The Chambers v. U.S., 06-11206, and Jiminez v. Quarterman, 07-6984 cases are available at http://www.supremecourtus.gov/opinions/08slipopinion.html.
HERRING V. UNITED SATES
The Court ruled in HERRING v. United Sates (No. 07-513) today.
David G. Savage of the LA times reporting: The Supreme Court limited the use of the so-called “exclusionary rule” today and said that evidence seized by the police need not be thrown out if officers later learn their search warrant was faulty because of a computer mistake.
Chief Justice John G. Roberts Jr. said the exclusionary rule was intended to deter the police from conducting illegal searches of homes and cars. It was not intended to give criminals a free pass if officers search the wrong house or car because of a computer error at police headquarters, he said.
In a 5-4 ruling, the court upheld the drug and gun charges against an Alabama man who was stopped on a highway by an officer who had been told there was an outstanding arrest warrant for his arrest. It turns out that was a mistake.
The officer, Mark Anderson, had called and been told by a clerk in a neighboring county that Bennie Dean Herring had failed to appear on a felony charge. But minutes after Officer Anderson stopped Herring and found methamphetamine and a pistol in his car, the clerk called back to say the arrest warrant had been withdrawn. This fact had not entered into the department’s computer.
At issue for the court was whether the exclusionary rule required the evidence to be thrown out.

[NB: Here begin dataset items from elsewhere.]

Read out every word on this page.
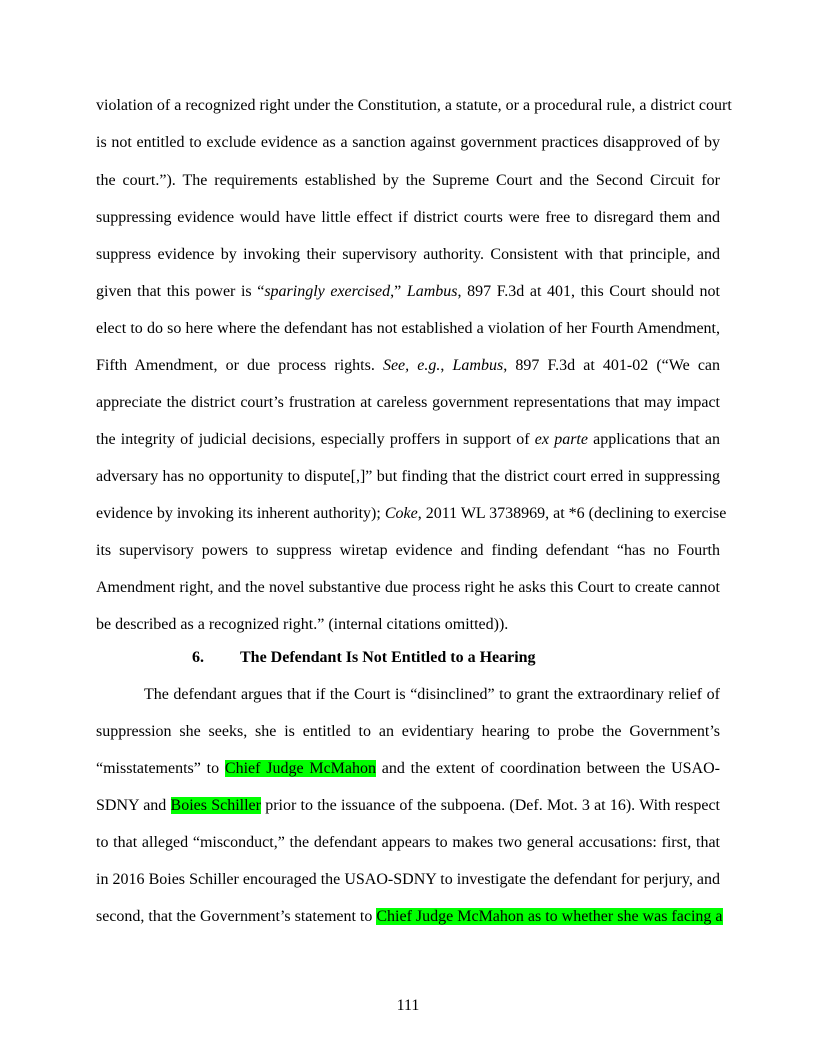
violation of a recognized right under the Constitution, a statute, or a procedural rule, a district court
is not entitled to exclude evidence as a sanction against government practices disapproved of by
the court.”). The requirements established by the Supreme Court and the Second Circuit for
suppressing evidence would have little effect if district courts were free to disregard them and
suppress evidence by invoking their supervisory authority. Consistent with that principle, and
given that this power is “sparingly exercised,” Lambus, 897 F.3d at 401, this Court should not
elect to do so here where the defendant has not established a violation of her Fourth Amendment,
Fifth Amendment, or due process rights. See, e.g., Lambus, 897 F.3d at 401-02 (“We can
appreciate the district court’s frustration at careless government representations that may impact
the integrity of judicial decisions, especially proffers in support of ex parte applications that an
adversary has no opportunity to dispute[,]” but finding that the district court erred in suppressing
evidence by invoking its inherent authority); Coke, 2011 WL 3738969, at *6 (declining to exercise
its supervisory powers to suppress wiretap evidence and finding defendant “has no Fourth
Amendment right, and the novel substantive due process right he asks this Court to create cannot
be described as a recognized right.” (internal citations omitted)).
6. The Defendant Is Not Entitled to a Hearing
The defendant argues that if the Court is “disinclined” to grant the extraordinary relief of
suppression she seeks, she is entitled to an evidentiary hearing to probe the Government’s
“misstatements” to Chief Judge McMahon and the extent of coordination between the USAO-
SDNY and Boies Schiller prior to the issuance of the subpoena. (Def. Mot. 3 at 16). With respect
to that alleged “misconduct,” the defendant appears to makes two general accusations: first, that
in 2016 Boies Schiller encouraged the USAO-SDNY to investigate the defendant for perjury, and
second, that the Government’s statement to Chief Judge McMahon as to whether she was facing a
111
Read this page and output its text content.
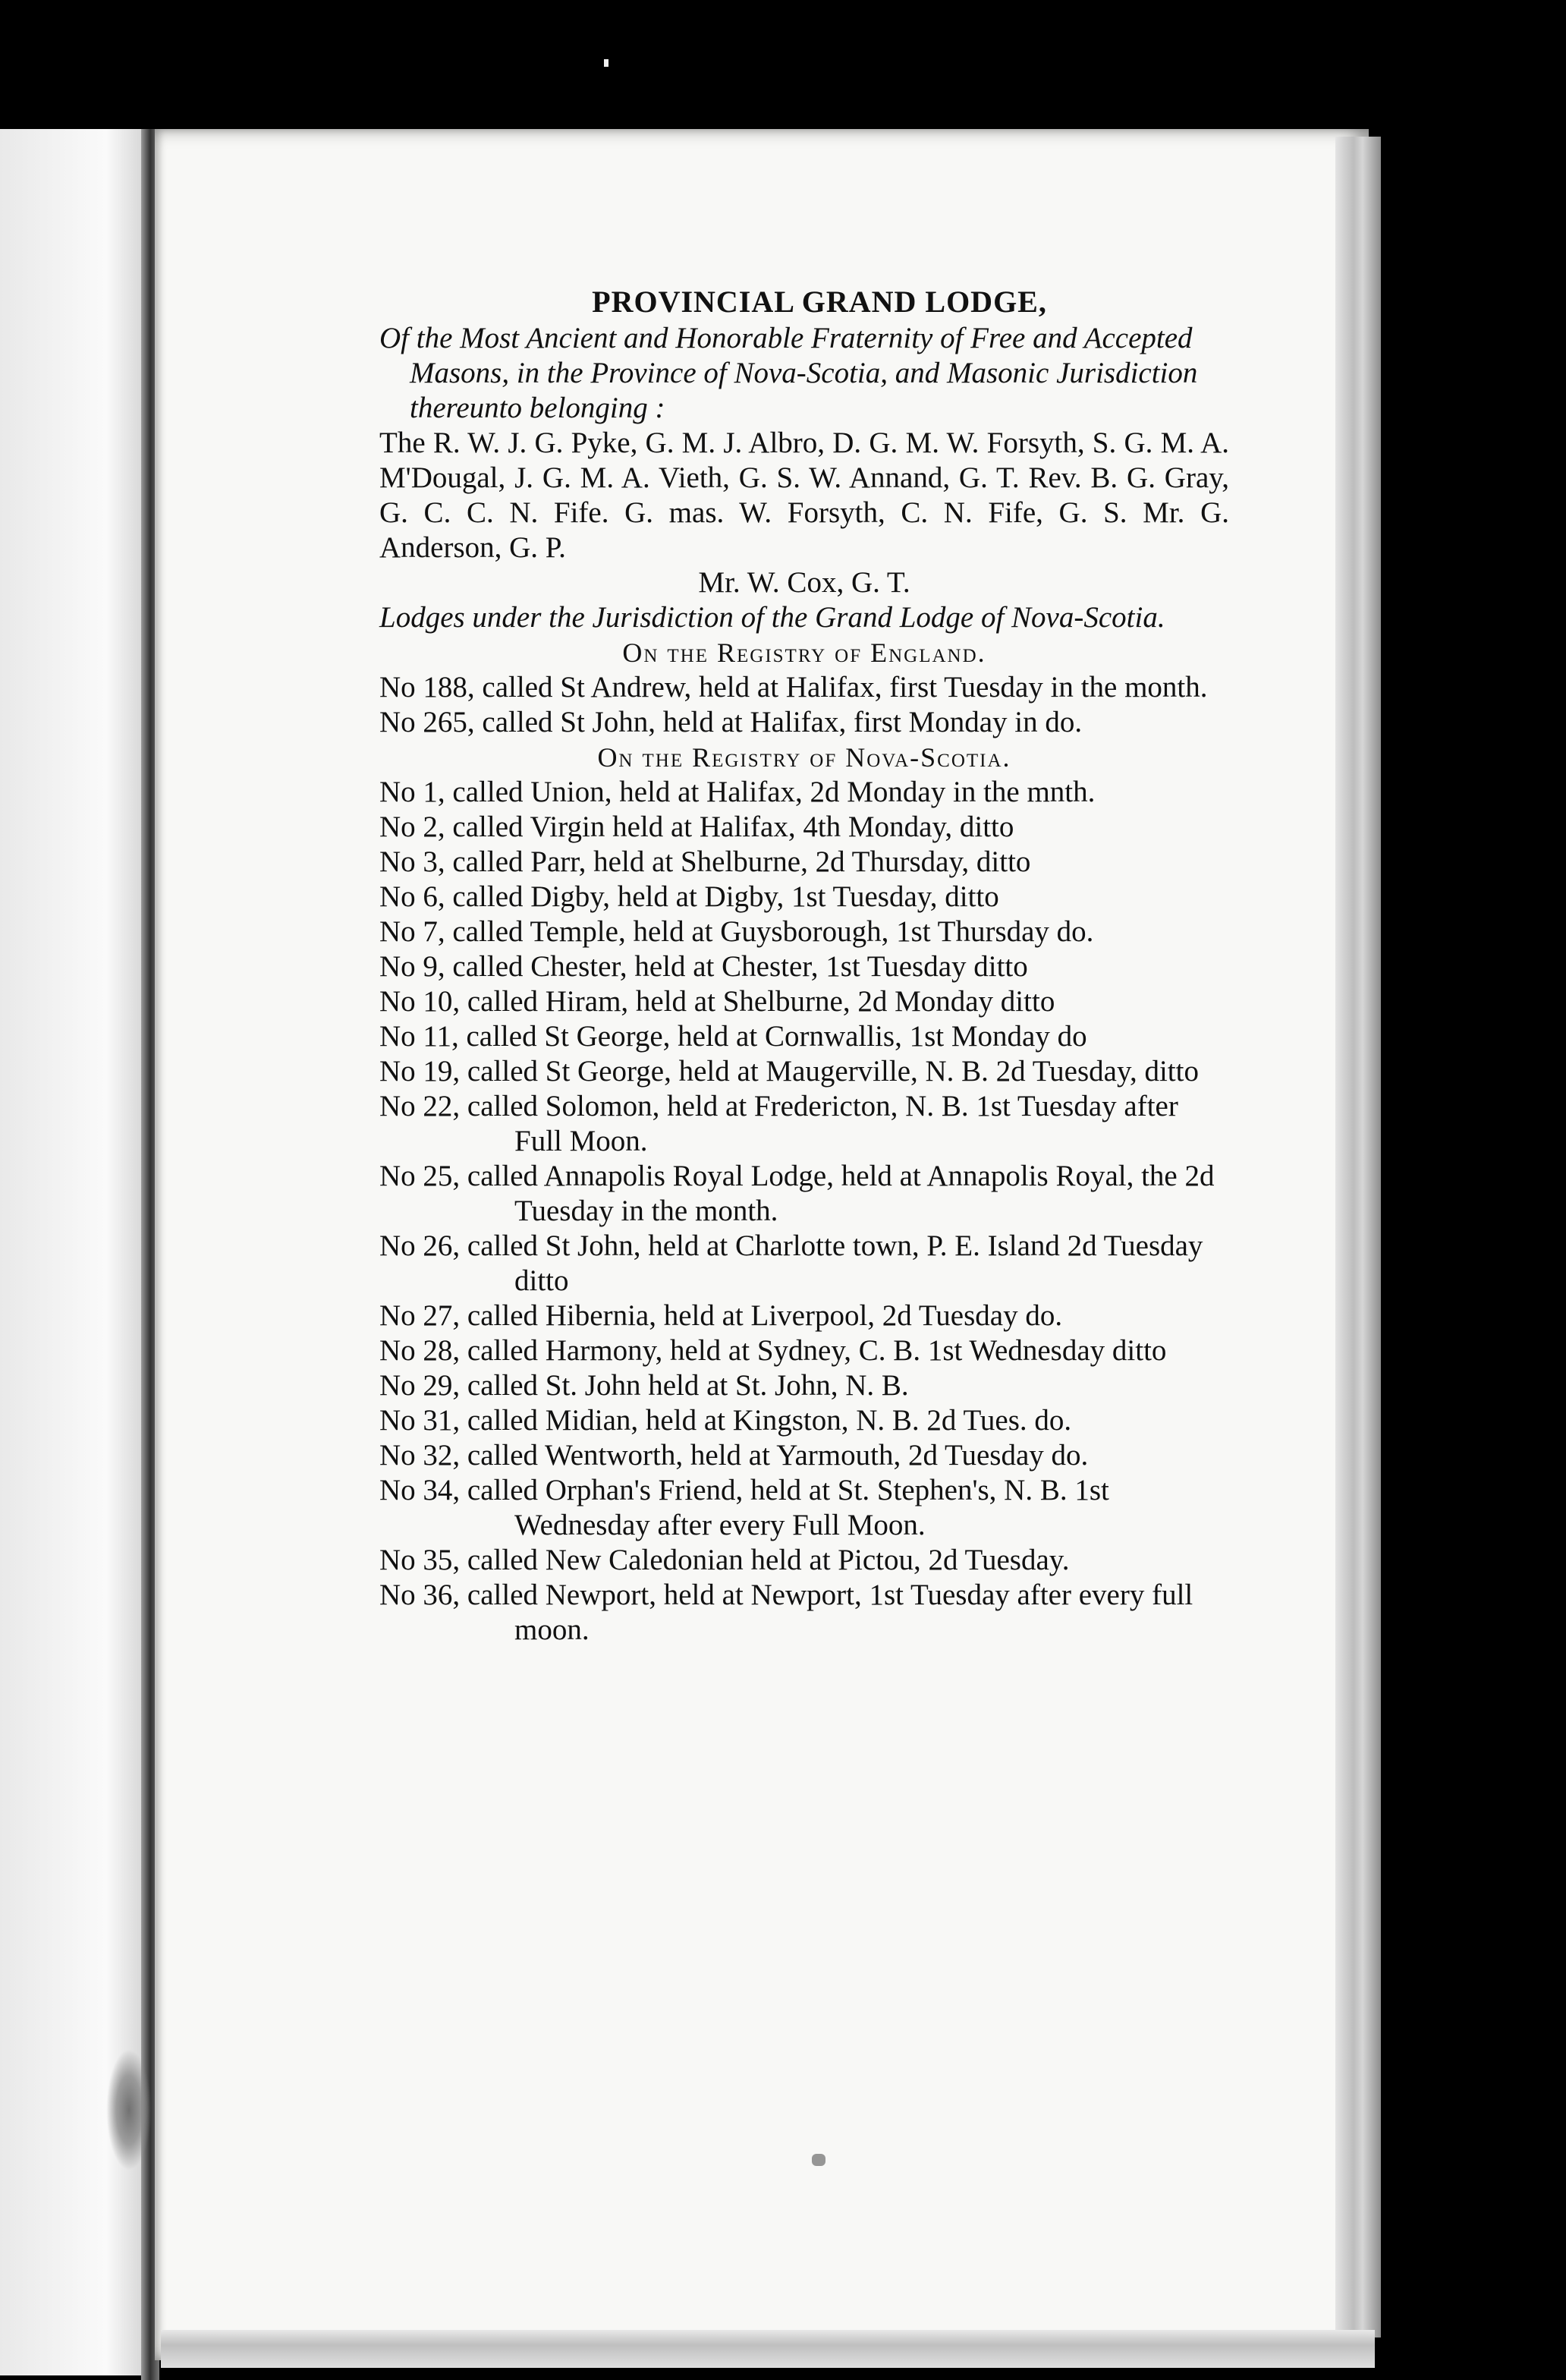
PROVINCIAL GRAND LODGE,

Of the Most Ancient and Honorable Fraternity of Free and Accepted Masons, in the Province of Nova-Scotia, and Masonic Jurisdiction thereunto belonging :

The R. W. J. G. Pyke, G. M. J. Albro, D. G. M. W. Forsyth, S. G. M. A. M'Dougal, J. G. M. A. Vieth, G. S. W. Annand, G. T. Rev. B. G. Gray, G. C. C. N. Fife. G. mas. W. Forsyth, C. N. Fife, G. S. Mr. G. Anderson, G. P.

Mr. W. Cox, G. T.

Lodges under the Jurisdiction of the Grand Lodge of Nova-Scotia.

On the Registry of England.

No 188, called St Andrew, held at Halifax, first Tuesday in the month.

No 265, called St John, held at Halifax, first Monday in do.

On the Registry of Nova-Scotia.

No 1, called Union, held at Halifax, 2d Monday in the mnth.

No 2, called Virgin held at Halifax, 4th Monday, ditto

No 3, called Parr, held at Shelburne, 2d Thursday, ditto

No 6, called Digby, held at Digby, 1st Tuesday, ditto

No 7, called Temple, held at Guysborough, 1st Thursday do.

No 9, called Chester, held at Chester, 1st Tuesday ditto

No 10, called Hiram, held at Shelburne, 2d Monday ditto

No 11, called St George, held at Cornwallis, 1st Monday do

No 19, called St George, held at Maugerville, N. B. 2d Tuesday, ditto

No 22, called Solomon, held at Fredericton, N. B. 1st Tuesday after Full Moon.

No 25, called Annapolis Royal Lodge, held at Annapolis Royal, the 2d Tuesday in the month.

No 26, called St John, held at Charlotte town, P. E. Island 2d Tuesday ditto

No 27, called Hibernia, held at Liverpool, 2d Tuesday do.

No 28, called Harmony, held at Sydney, C. B. 1st Wednesday ditto

No 29, called St. John held at St. John, N. B.

No 31, called Midian, held at Kingston, N. B. 2d Tues. do.

No 32, called Wentworth, held at Yarmouth, 2d Tuesday do.

No 34, called Orphan's Friend, held at St. Stephen's, N. B. 1st Wednesday after every Full Moon.

No 35, called New Caledonian held at Pictou, 2d Tuesday.

No 36, called Newport, held at Newport, 1st Tuesday after every full moon.
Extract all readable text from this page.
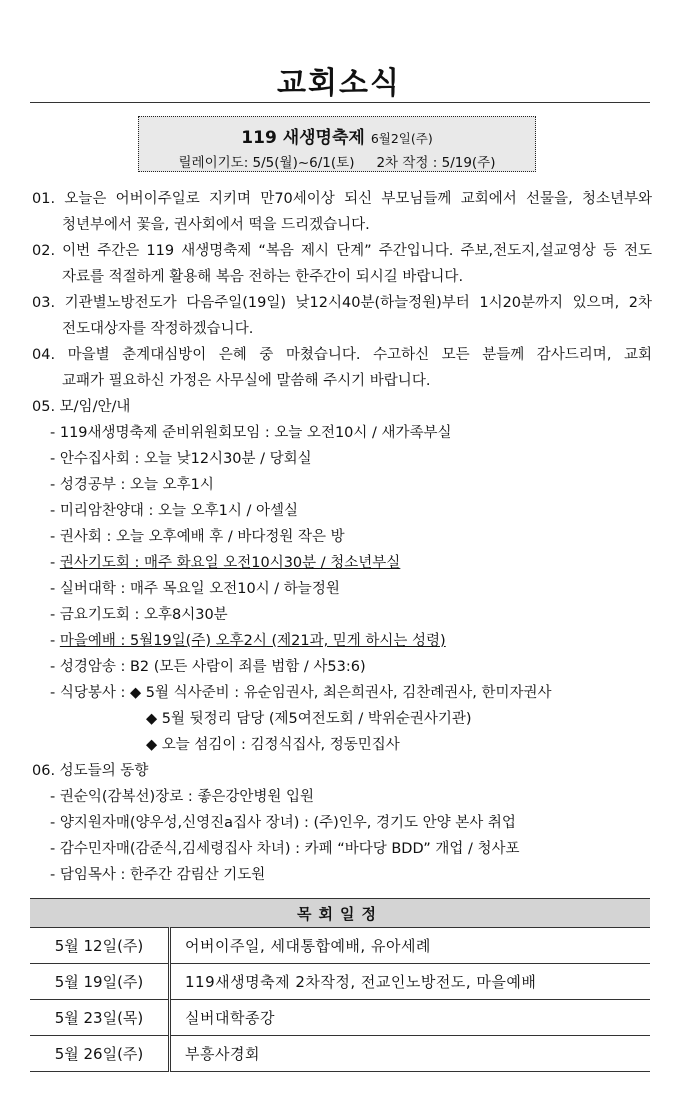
교회소식
119 새생명축제 6월2일(주)
릴레이기도: 5/5(월)~6/1(토) 2차 작정 : 5/19(주)
01. 오늘은 어버이주일로 지키며 만70세이상 되신 부모님들께 교회에서 선물을, 청소년부와
청년부에서 꽃을, 권사회에서 떡을 드리겠습니다.
02. 이번 주간은 119 새생명축제 “복음 제시 단계” 주간입니다. 주보,전도지,설교영상 등 전도
자료를 적절하게 활용해 복음 전하는 한주간이 되시길 바랍니다.
03. 기관별노방전도가 다음주일(19일) 낮12시40분(하늘정원)부터 1시20분까지 있으며, 2차
전도대상자를 작정하겠습니다.
04. 마을별 춘계대심방이 은혜 중 마쳤습니다. 수고하신 모든 분들께 감사드리며, 교회
교패가 필요하신 가정은 사무실에 말씀해 주시기 바랍니다.
05. 모/임/안/내
- 119새생명축제 준비위원회모임 : 오늘 오전10시 / 새가족부실
- 안수집사회 : 오늘 낮12시30분 / 당회실
- 성경공부 : 오늘 오후1시
- 미리암찬양대 : 오늘 오후1시 / 아셀실
- 권사회 : 오늘 오후예배 후 / 바다정원 작은 방
- 권사기도회 : 매주 화요일 오전10시30분 / 청소년부실
- 실버대학 : 매주 목요일 오전10시 / 하늘정원
- 금요기도회 : 오후8시30분
- 마을예배 : 5월19일(주) 오후2시 (제21과, 믿게 하시는 성령)
- 성경암송 : B2 (모든 사람이 죄를 범함 / 사53:6)
- 식당봉사 : ◆ 5월 식사준비 : 유순임권사, 최은희권사, 김찬례권사, 한미자권사
◆ 5월 뒷정리 담당 (제5여전도회 / 박위순권사기관)
◆ 오늘 섬김이 : 김정식집사, 정동민집사
06. 성도들의 동향
- 권순익(감복선)장로 : 좋은강안병원 입원
- 양지원자매(양우성,신영진a집사 장녀) : (주)인우, 경기도 안양 본사 취업
- 감수민자매(감준식,김세령집사 차녀) : 카페 “바다당 BDD” 개업 / 청사포
- 담임목사 : 한주간 감림산 기도원
목회일정	
5월 12일(주)	어버이주일, 세대통합예배, 유아세례
5월 19일(주)	119새생명축제 2차작정, 전교인노방전도, 마을예배
5월 23일(목)	실버대학종강
5월 26일(주)	부흥사경회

Roberts said the mistake here was a “negligent bookkeeping error.” It did not reflect an officer’s deliberate decision to violate the rights of the motorist.
“We conclude that when police mistakes are the result of negligence such as that described here, rather than a systemic error or reckless disregard of constitutional requirements,” the evidence need not be thrown out, Roberts said. He also quoted the famous line from Judge Benjamin Cardozo who in 1926 said that the criminal should not “go free because the constable has blundered.”
Justices Scalia, Kennedy, Thomas and Alito joined the chief justice.
The dissenters said the court should not retreat from enforcing the exclusionary rule. “The most serious impact of the court’s holding will be on innocent persons wrongfully arrested based on erroneous information carefully maintained in a computer data base,” said Justice Ruth Bader Ginsburg.
OREGON V. ICE
The Supreme Court also ruled in Oregon v. Ice (07-901) today.
AP reporting: The courts ruling allowed for judges discretion in sentencing criminal defendants convicted of multiple crimes.
In a case from Oregon, the court says in a 5-4 ruling that a judge may order a defendant convicted of multiple crimes to serve sentences one after the other, rather than at the same time.
The case is the latest in a nearly decade-old effort by the court to define where the Sixth Amendment’s right to a jury trial limits judicial discretion in sentencing.
An Oregon jury convicted Thomas Eugene Ice of twice breaking into an apartment and sexually abusing an 11-year-old girl.
A judge sentenced Ice to 80 months for each burglary count and 90 months for each sexual abuse count and ordered that Ice serve all the time in prison. The Oregon Supreme Court, however, ruled that the judge lacked the authority to impose consecutive sentences without specific jury findings.